Delta's High-Flying Side Hustle: $1B in Aircraft Maintenance

Read time: 5 minutes

Good morning! It's Thursday, December 21st. Delta Airlines has been investing big into TechOps, a repair shop that generates $1B a year and is now the key to Delta’s competitive edge.

THE FEATURE

Delta's High-Flying Side Hustle: $1B in Aircraft Maintenance

Delta Airlines is the world's largest airline by revenue and market cap.

It's no surprise that Delta generates the vast majority of its $50.6B in annual revenue from flying people across the globe. However, one of its ancillary businesses has seen exponential growth in recent years. 

Delta TechOps is a full-service aircraft maintenance provider that makes ~$1B annually and is projected to hit $5B in revenue in the next few years!

So, What's the Business?

Delta TechOps opened in 1960 and exclusively serviced Delta Air Line's fleet of 79 aircraft and 9 jets. 

It was only in 1983 that TechOps began renting shop space out for third-party repairs, and it took another decade for its third-party business to account for 25% of the shop's workload. 

But in 2019, Delta invested big into TechOps with $100M in funding for a 150,000-lb thrust test cell. This made big headlines as it is the world's largest engine test cell, making TechOps the best-equipped aircraft maintenance center. 

It's no coincidence that 2019 was also the first year that TechOps did more third-party engine maintenance, repair, and overhaul work than they did for Delta engines (they weren't just renting out shop space anymore). 

Delta's COO, John Laughter, hasn't detailed the margins and profitability of the TechOps business, but we can assume it's very lucrative. The maintenance, repair, and overhaul (MRO) business is known for having high margins because it involves high-tech repairs done by specialized technicians and requires extensive time and investment— which lets Delta charge hefty fees for TechOps' work.

In 2018, TechOps' revenue was $700M. After building the thrust test cell in 2019, revenue increased to $800M. Today, TechOps generates approximately $1B, and Delta has clear plans to quickly grow to $5B a year through further investments and expansions. 

 The Innovation: Partner with Original Equipment Manufacturers

Any third-party aircraft sent to TechOps is worked on by TechOps technicians. This is unusual because independent shops are usually not permitted to work on aircraft engines designed by other companies. However, since TechOps has possibly the world's best MRO shop, manufacturers are now partnering with them.

Delta now has 25-year MRO contracts with original equipment manufacturers (OEMs) like Pratt & Whitney, GE Aerospace, and Rolls-Royce.

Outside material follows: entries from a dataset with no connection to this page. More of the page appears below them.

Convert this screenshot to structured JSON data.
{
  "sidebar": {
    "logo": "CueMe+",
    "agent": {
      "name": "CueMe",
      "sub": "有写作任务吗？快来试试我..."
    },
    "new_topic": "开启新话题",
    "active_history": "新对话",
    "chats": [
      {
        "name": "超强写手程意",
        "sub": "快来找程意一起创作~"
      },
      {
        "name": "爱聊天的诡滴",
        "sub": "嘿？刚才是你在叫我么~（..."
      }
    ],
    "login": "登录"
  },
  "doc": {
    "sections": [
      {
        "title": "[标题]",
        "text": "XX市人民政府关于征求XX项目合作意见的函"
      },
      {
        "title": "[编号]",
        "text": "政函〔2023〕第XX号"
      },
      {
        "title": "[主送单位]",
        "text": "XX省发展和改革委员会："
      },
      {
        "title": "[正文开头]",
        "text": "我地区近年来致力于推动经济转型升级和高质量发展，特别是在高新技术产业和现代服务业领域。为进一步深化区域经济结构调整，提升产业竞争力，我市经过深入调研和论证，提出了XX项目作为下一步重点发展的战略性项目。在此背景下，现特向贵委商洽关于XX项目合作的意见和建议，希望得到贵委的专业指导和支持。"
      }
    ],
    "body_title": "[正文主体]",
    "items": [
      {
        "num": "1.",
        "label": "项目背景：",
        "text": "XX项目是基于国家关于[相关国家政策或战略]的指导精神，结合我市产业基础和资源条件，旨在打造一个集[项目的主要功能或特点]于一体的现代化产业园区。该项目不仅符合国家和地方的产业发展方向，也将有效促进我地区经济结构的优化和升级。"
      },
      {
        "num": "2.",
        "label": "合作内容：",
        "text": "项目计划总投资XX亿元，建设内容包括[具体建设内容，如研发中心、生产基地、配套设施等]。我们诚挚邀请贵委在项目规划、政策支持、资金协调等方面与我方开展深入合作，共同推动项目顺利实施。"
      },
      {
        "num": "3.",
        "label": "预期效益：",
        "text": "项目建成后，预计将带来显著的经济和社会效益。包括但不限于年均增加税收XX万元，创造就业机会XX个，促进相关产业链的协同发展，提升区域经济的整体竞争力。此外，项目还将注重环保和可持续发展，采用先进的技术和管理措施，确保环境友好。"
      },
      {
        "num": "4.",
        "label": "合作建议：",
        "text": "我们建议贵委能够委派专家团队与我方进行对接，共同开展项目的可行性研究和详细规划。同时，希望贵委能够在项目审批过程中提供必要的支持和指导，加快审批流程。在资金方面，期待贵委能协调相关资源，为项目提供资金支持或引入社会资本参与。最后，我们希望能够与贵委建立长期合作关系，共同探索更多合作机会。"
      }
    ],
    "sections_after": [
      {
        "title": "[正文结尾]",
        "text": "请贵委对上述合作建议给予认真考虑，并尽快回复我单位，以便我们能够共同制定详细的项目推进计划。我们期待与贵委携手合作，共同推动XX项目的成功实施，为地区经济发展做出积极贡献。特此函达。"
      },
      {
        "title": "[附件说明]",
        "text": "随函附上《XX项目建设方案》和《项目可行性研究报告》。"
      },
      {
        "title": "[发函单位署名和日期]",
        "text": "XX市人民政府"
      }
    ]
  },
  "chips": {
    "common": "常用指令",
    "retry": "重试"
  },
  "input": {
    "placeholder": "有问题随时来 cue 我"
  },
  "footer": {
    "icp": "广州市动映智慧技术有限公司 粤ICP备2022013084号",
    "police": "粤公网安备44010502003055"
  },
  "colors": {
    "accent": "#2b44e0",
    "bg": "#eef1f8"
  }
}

How They Win: Get Your Competitors to Pay You

Pratt & Whitney, GE Aerospace, and Rolls-Royce are the world's top three aircraft engine manufacturers

As such, TechOPs OEM partnerships have put Delta in an enviable position among competing airlines. Who makes Jet Blue's engines? Pratt & Whitney. Who makes Southwest's engines? GE Aerospace. So, when competitors need repairs on their aircraft fleet, their only choice is to turn to Delta's TechOps and pay their hefty fees. 

Key Observation

Delta Airlines is the world's largest airline, but industry titans are prone to stagnation and decline if they don't find a competitive edge.

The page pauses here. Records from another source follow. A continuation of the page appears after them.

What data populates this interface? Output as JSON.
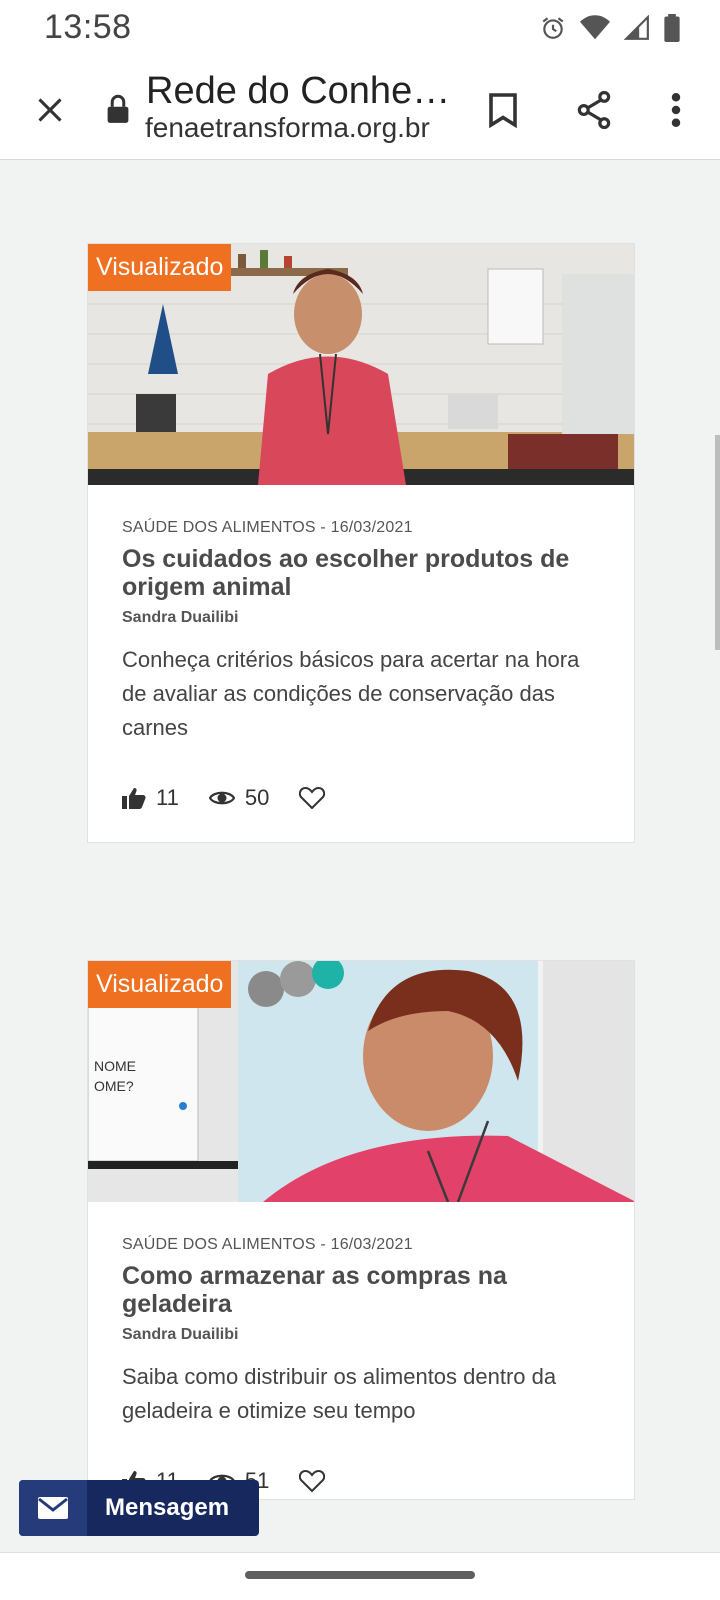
{
  "status": {
    "time": "13:58",
    "icons": [
      "alarm-icon",
      "wifi-icon",
      "signal-icon",
      "battery-icon"
    ]
  },
  "browser": {
    "title": "Rede do Conhe…",
    "url": "fenaetransforma.org.br",
    "icons": [
      "close-icon",
      "lock-icon",
      "bookmark-icon",
      "share-icon",
      "more-vert-icon"
    ]
  },
  "cards": [
    {
      "badge": "Visualizado",
      "meta": "SAÚDE DOS ALIMENTOS - 16/03/2021",
      "title": "Os cuidados ao escolher produtos de origem animal",
      "author": "Sandra Duailibi",
      "description": "Conheça critérios básicos para acertar na hora de avaliar as condições de conservação das carnes",
      "likes": "11",
      "views": "50"
    },
    {
      "badge": "Visualizado",
      "meta": "SAÚDE DOS ALIMENTOS - 16/03/2021",
      "title": "Como armazenar as compras na geladeira",
      "author": "Sandra Duailibi",
      "description": "Saiba como distribuir os alimentos dentro da geladeira e otimize seu tempo",
      "likes": "11",
      "views": "51"
    }
  ],
  "message_button": {
    "label": "Mensagem",
    "icon": "mail-icon"
  },
  "colors": {
    "badge": "#f07022",
    "message_button": "#16285e",
    "background": "#f1f3f3"
  }
}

Delta rose to the top, invested resources to create a world-class aircraft repair shop, and partnered with OEMs to force competitors to use it.

Although TechOps is still considered an ancillary business for Delta, its importance can't be overstated. It's created an additional revenue stream for the company that's fueled by its competitors, which is quite the trick to pull off.